On the day the boy was attacked, Crook's unit had left a checkpoint in the Nad e Ali district to go on patrol.
The soldier followed, arming himself with two grenades and a bayonet because his rifle had been confiscated as a safety measure.
He came across two Afghans riding bikes - one of them was Ghulam, who had been sent out to collect a bottle of yoghurt.
According to prosecutors at his court martial in June 2011, the child had pestered Crook for chocolate.
In response, the soldier "took hold of the boy's shoulder and stabbed him in the region of his kidneys with his bayonet".

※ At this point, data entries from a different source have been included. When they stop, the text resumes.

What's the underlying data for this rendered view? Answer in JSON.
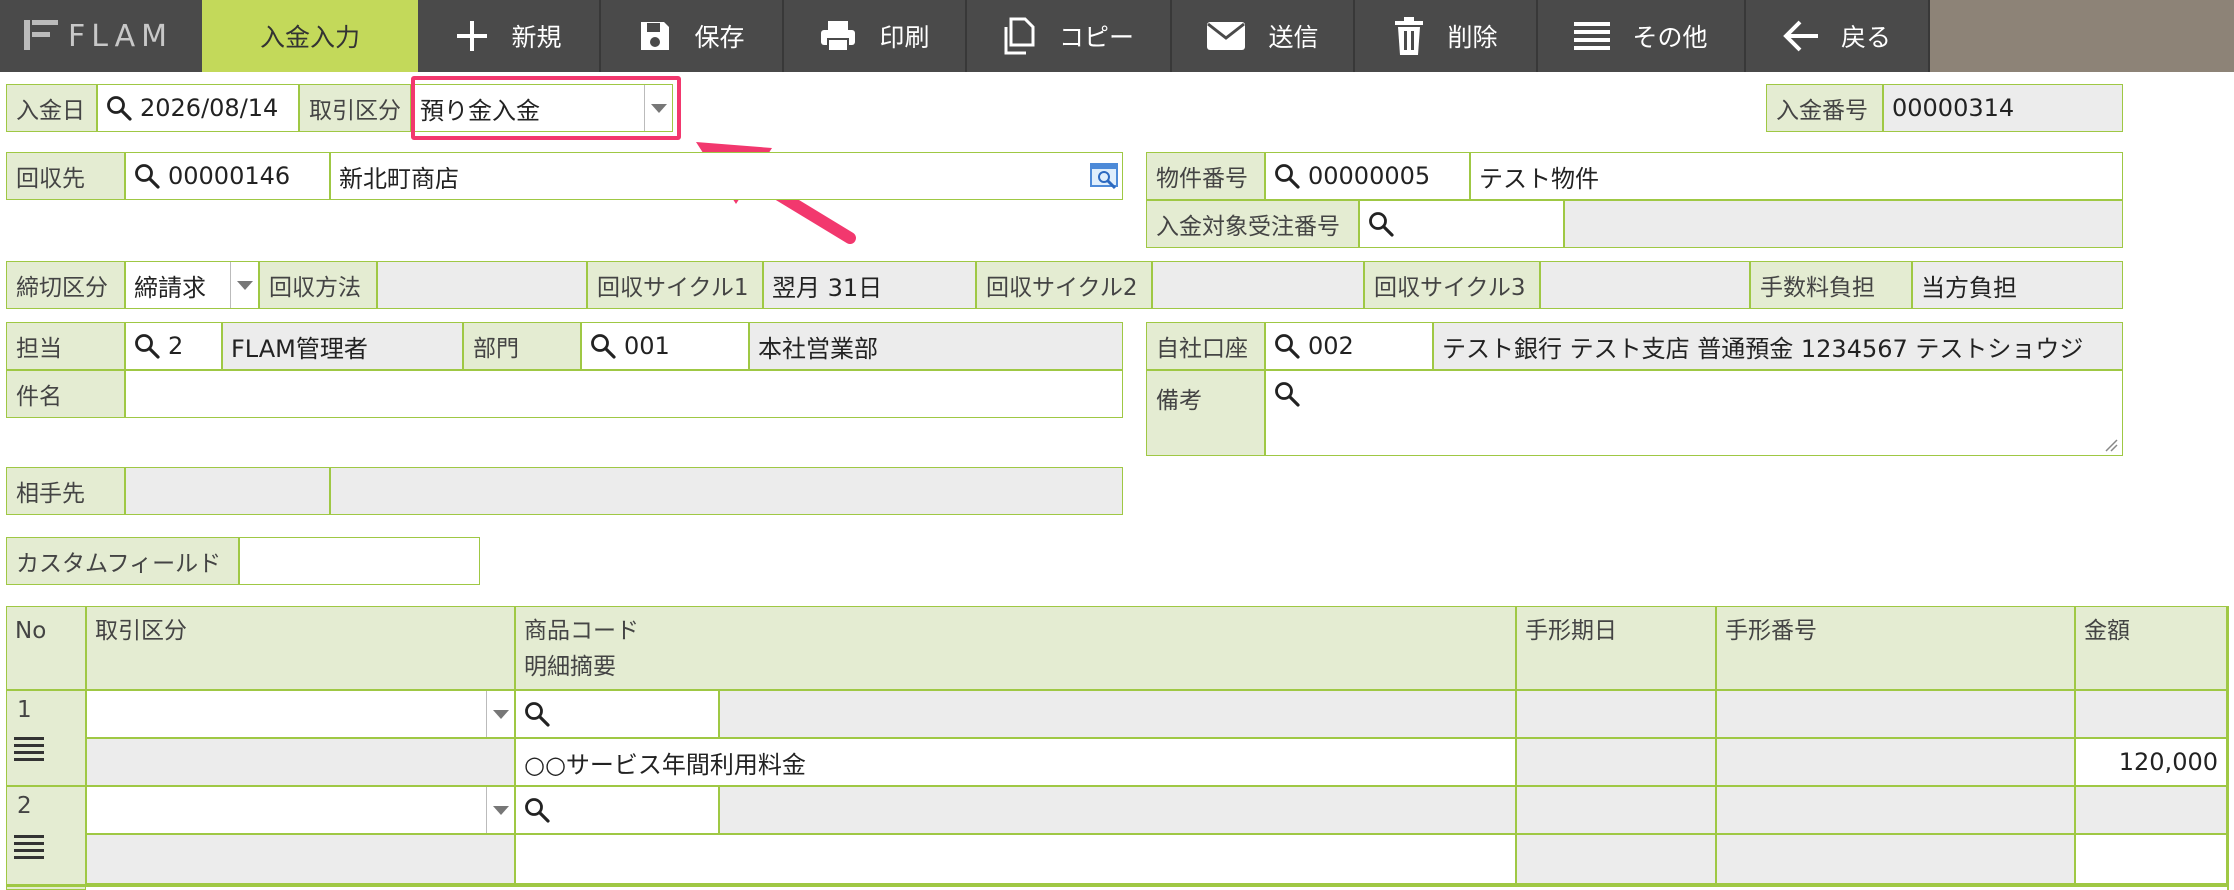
{
  "toolbar": {
    "logo": "FLAM",
    "active_tab": "入金入力",
    "buttons": [
      "新規",
      "保存",
      "印刷",
      "コピー",
      "送信",
      "削除",
      "その他",
      "戻る"
    ]
  },
  "header": {
    "deposit_date_label": "入金日",
    "deposit_date": "2026/08/14",
    "trade_type_label": "取引区分",
    "trade_type": "預り金入金",
    "deposit_no_label": "入金番号",
    "deposit_no": "00000314"
  },
  "collection": {
    "label": "回収先",
    "code": "00000146",
    "name": "新北町商店"
  },
  "property": {
    "no_label": "物件番号",
    "no": "00000005",
    "name": "テスト物件",
    "order_label": "入金対象受注番号",
    "order_no": ""
  },
  "billing": {
    "closing_label": "締切区分",
    "closing": "締請求",
    "method_label": "回収方法",
    "method": "",
    "cycle1_label": "回収サイクル1",
    "cycle1": "翌月 31日",
    "cycle2_label": "回収サイクル2",
    "cycle2": "",
    "cycle3_label": "回収サイクル3",
    "cycle3": "",
    "fee_label": "手数料負担",
    "fee": "当方負担"
  },
  "staff": {
    "label": "担当",
    "code": "2",
    "name": "FLAM管理者",
    "dept_label": "部門",
    "dept_code": "001",
    "dept_name": "本社営業部"
  },
  "account": {
    "label": "自社口座",
    "code": "002",
    "name": "テスト銀行 テスト支店 普通預金 1234567 テストショウジ"
  },
  "subject": {
    "label": "件名",
    "value": ""
  },
  "remarks": {
    "label": "備考",
    "value": ""
  },
  "partner": {
    "label": "相手先",
    "code": "",
    "name": ""
  },
  "custom": {
    "label": "カスタムフィールド",
    "value": ""
  },
  "table": {
    "headers": {
      "no": "No",
      "trade_type": "取引区分",
      "product_code": "商品コード",
      "summary": "明細摘要",
      "bill_due": "手形期日",
      "bill_no": "手形番号",
      "amount": "金額"
    },
    "rows": [
      {
        "no": "1",
        "summary": "○○サービス年間利用料金",
        "amount": "120,000"
      },
      {
        "no": "2",
        "summary": "",
        "amount": ""
      }
    ]
  },
  "colors": {
    "accent": "#c3d95a",
    "border": "#9fc844",
    "label_bg": "#e4ecd2",
    "highlight": "#f2386e"
  }
}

Afterwards, Crook caught up with the patrol and admitted he had stabbed the child. When questioned by military police he could not explain why he had done so.
At the court martial, Crook was jailed and dismissed from the Army.
The boy's father Haji Shah Zada, 72, told The Guardian the attack had left his son with a large scar on his back and that he is now unable to run errands for his family.
He said British forces were "in Afghanistan to build the country and remove insurgents, not to stab a child".